- Born: 25 May 1962 (age 64) Fort St. John, British Columbia, Canada
- Paralympic appearances: 5 (2010, 2014, 2018, 2022, 2026)

Medal record
Wheelchair curling
Representing Canada
Paralympic Games
| Gold medal – first place | 2010 Vancouver | Mixed team |
| Gold medal – first place | 2014 Sochi | Mixed team |
| Gold medal – first place | 2026 Milano Cortina | Mixed team |
| Bronze medal – third place | 2018 PyeongChang | Mixed team |
| Bronze medal – third place | 2022 Beijing | Mixed team |
World Championships
| Gold medal – first place | 2009 Vancouver | Mixed team |
| Gold medal – first place | 2011 Prague | Mixed team |
| Gold medal – first place | 2013 Sochi | Mixed team |
| Silver medal – second place | 2020 Wetzikon | Mixed team |
| Silver medal – second place | 2023 Richmond | Mixed team |
| Silver medal – second place | 2024 Gangneung | Mixed Team |

= Ina Forrest =

Canadian wheelchair curler

Ina Forrest (born 25 May 1962) is a wheelchair curler from Spallumcheen, British Columbia.
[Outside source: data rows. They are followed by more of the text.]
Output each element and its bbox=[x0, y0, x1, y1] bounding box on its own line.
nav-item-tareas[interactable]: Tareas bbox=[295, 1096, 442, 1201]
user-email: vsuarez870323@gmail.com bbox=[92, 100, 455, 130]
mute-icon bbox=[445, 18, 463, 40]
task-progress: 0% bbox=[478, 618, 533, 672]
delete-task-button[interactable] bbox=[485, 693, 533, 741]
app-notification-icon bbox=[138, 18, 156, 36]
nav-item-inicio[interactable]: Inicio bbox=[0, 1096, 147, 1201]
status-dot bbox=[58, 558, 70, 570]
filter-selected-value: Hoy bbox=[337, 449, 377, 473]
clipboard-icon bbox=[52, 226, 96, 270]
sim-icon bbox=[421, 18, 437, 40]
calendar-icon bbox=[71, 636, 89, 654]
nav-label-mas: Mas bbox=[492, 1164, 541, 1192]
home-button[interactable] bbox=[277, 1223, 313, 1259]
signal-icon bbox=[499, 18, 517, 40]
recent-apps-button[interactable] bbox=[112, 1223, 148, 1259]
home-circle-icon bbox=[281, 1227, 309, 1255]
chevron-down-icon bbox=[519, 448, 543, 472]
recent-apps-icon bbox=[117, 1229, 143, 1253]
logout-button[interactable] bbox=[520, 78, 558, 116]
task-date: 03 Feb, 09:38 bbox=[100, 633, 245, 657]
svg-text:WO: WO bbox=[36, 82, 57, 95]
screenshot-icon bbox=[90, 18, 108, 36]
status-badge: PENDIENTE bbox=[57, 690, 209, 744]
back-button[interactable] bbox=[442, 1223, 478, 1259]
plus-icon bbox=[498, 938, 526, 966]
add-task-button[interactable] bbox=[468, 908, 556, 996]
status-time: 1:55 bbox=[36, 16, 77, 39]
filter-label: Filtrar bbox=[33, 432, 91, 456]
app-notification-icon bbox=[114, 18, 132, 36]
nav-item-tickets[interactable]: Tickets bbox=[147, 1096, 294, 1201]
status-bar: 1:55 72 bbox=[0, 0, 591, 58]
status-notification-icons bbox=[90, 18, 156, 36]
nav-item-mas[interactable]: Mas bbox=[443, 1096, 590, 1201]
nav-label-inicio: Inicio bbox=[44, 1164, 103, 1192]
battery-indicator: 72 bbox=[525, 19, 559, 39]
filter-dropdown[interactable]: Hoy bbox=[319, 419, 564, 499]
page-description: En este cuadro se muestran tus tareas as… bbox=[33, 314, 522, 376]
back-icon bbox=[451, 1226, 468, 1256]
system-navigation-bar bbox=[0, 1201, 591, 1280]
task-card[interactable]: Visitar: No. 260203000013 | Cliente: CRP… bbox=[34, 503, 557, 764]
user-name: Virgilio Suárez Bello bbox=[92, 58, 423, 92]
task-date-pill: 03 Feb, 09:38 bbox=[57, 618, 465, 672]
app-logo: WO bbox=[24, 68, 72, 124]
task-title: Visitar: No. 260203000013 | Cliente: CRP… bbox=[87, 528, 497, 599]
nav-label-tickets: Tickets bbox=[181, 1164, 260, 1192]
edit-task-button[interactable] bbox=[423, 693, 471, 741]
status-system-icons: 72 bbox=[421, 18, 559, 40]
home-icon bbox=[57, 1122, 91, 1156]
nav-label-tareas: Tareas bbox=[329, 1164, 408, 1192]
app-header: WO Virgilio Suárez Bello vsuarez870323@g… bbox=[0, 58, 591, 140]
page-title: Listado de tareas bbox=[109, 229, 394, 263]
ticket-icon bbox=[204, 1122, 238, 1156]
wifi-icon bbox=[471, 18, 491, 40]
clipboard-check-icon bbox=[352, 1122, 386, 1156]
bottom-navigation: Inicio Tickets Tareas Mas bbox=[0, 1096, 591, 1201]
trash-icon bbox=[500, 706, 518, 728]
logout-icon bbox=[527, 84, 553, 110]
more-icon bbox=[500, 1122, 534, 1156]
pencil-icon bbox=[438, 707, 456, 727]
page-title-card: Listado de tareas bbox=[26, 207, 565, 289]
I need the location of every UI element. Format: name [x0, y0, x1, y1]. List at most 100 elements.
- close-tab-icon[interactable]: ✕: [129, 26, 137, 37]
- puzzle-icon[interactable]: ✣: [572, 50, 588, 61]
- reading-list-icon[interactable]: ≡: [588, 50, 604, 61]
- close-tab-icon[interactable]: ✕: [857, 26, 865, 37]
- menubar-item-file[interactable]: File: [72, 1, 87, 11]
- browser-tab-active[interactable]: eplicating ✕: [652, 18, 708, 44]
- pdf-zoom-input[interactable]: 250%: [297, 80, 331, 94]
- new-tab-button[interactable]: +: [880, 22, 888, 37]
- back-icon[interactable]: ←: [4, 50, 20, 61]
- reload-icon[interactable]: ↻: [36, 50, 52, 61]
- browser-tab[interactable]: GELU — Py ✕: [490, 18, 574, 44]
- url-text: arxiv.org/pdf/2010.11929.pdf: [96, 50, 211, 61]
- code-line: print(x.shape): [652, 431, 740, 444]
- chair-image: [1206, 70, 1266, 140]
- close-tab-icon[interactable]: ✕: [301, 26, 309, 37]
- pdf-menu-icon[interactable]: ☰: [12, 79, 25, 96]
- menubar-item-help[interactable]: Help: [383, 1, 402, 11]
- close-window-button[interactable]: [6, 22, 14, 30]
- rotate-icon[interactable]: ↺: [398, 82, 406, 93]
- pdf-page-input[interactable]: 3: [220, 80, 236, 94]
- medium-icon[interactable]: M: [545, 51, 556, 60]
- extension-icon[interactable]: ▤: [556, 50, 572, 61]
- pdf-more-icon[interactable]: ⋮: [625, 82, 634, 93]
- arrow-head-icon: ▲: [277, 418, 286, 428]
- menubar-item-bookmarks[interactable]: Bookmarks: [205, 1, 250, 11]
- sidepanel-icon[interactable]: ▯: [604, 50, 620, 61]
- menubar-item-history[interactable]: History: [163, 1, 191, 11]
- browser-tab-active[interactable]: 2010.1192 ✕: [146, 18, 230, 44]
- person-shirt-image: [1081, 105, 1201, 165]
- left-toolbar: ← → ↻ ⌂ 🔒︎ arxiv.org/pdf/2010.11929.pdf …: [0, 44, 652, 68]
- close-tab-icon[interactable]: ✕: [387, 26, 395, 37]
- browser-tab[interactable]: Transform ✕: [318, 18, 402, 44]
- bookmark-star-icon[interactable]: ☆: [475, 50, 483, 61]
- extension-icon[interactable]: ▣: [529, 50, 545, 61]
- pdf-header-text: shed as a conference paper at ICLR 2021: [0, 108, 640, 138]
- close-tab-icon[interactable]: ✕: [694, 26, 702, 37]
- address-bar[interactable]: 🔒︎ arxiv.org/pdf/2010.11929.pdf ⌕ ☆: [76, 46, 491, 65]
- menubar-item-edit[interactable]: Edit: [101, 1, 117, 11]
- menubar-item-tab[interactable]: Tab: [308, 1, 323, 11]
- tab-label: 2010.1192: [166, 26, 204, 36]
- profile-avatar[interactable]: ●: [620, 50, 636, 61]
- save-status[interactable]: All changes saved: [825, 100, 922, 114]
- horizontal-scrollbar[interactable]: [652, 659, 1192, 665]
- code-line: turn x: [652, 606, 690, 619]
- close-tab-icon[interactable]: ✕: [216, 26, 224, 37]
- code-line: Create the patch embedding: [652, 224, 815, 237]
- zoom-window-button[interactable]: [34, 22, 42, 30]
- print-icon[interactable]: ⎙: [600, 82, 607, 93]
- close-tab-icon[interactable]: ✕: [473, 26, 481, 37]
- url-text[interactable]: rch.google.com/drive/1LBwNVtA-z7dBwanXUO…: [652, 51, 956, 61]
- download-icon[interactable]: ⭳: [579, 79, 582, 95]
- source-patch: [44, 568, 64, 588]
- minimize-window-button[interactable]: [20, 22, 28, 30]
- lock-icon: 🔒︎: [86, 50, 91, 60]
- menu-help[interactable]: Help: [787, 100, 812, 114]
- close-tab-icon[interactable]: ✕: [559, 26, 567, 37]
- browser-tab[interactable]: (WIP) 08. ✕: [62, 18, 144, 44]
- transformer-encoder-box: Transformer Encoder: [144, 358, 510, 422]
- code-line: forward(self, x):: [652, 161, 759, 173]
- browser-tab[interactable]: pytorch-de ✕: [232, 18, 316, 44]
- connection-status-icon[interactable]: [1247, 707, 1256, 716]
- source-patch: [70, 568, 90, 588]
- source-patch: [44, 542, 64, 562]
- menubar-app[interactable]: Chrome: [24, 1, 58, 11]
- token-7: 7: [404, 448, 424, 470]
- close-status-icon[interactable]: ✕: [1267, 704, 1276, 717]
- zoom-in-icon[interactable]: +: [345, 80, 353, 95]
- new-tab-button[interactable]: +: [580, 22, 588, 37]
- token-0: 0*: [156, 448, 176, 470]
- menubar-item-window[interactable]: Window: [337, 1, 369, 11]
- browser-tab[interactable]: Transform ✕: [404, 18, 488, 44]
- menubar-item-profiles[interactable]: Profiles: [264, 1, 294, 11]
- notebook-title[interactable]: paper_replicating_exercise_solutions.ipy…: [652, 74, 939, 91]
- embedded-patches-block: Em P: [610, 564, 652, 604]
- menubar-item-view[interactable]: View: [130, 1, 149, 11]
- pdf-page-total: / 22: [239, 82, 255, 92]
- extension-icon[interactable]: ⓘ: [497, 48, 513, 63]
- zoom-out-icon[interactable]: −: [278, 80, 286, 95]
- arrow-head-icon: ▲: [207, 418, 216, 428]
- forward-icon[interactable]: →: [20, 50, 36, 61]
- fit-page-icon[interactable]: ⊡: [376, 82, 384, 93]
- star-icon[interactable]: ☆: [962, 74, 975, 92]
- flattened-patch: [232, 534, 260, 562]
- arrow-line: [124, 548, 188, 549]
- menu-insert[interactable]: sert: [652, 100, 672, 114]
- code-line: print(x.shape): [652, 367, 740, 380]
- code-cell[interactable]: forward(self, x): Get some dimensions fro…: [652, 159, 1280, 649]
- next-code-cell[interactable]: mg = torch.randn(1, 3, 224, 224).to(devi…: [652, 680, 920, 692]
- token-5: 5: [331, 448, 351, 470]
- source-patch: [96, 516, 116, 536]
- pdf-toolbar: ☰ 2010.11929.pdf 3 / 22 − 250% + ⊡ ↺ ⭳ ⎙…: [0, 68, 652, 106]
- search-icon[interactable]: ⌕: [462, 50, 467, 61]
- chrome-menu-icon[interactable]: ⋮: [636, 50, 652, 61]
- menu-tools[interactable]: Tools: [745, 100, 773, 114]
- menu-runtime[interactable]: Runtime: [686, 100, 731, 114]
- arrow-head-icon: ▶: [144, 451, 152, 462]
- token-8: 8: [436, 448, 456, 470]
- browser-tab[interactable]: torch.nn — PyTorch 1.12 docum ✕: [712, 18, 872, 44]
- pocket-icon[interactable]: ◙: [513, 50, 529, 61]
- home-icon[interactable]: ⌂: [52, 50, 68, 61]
She was selected to be second for Canada's team at the 2010 and 2014 Winter Paralympics, winning a gold medal on both occasions. She has also won a gold medal 3 times in the World Wheelchair Curling Championships, in 2009, 2011, and 2013. She was inducted into the Canadian Curling Hall of Fame in February 2016. She is a member of the Vernon Curling Club in Vernon, British Columbia.

==Early curling career==
Forrest was born in Fort St. John, British Columbia. She started wheelchair curling in 2004, and won silver in both the 2004 and 2005 Canadian National Wheelchair Curling Championships as a member of the British Columbia wheelchair curling team, before being named in 2006 to the Canadian Wheelchair Curling Team (Note: The team is mixed gender, as mandated by the World Curling Federation's rules for wheelchair curling.) for whom she has since competed, as of 2018, in the next 14 World Wheelchair Curling Championships (starting in 2007) and the next 5 Winter Paralympics (starting in 2010).

==Results==

Winter Paralympics
| Gold | Wheelchair curling | 2010 | CAN Vancouver, Canada |
| Gold | Wheelchair curling | 2014 | RUS Sochi, Russia |
| Bronze | Wheelchair curling | 2018 | KOR Pyeongchang, South Korea |
| Bronze | Wheelchair curling | 2022 | CHN Beijing, China |
| Gold | Wheelchair curling | 2026 | ITA Milan, Italy |

World Wheelchair Curling Championships
| Finish | Event | Year | Place |
| 4 | Wheelchair curling | 2007 | SWE Sollefteå, Sweden |
| 4 | Wheelchair curling | 2008 | SUI Sursee, Switzerland |
| Gold | Wheelchair curling | 2009 | CAN Vancouver, Canada |
| Gold | Wheelchair curling | 2011 | CZE Prague, Czech Republic |
| 7 | Wheelchair curling | 2012 | KOR Chuncheon, South Korea |
| Gold | Wheelchair curling | 2013 | RUS Sochi, Russia |
| 6 | Wheelchair curling | 2015 | FIN Lohja, Finland |
| 7 | Wheelchair curling | 2016 | SUI Lucerne, Switzerland |
| 5 | Wheelchair curling | 2017 | KOR Pyeongchang, South Korea |
| 10 | Wheelchair curling | 2019 | SCO Stirling, Scotland |
| Silver | Wheelchair curling | 2020 | SUI Wetzikon, Switzerland |
| 5 | Wheelchair curling | 2021 | CHN Beijing, China |
| Silver | Wheelchair curling | 2023 | CAN Richmond, Canada |
| Silver | Wheelchair curling | 2024 | KOR Gangneung, South Korea |

==Family==
She and her husband Curtis are small business owners. They have three children: Evany, Marlon and Connor.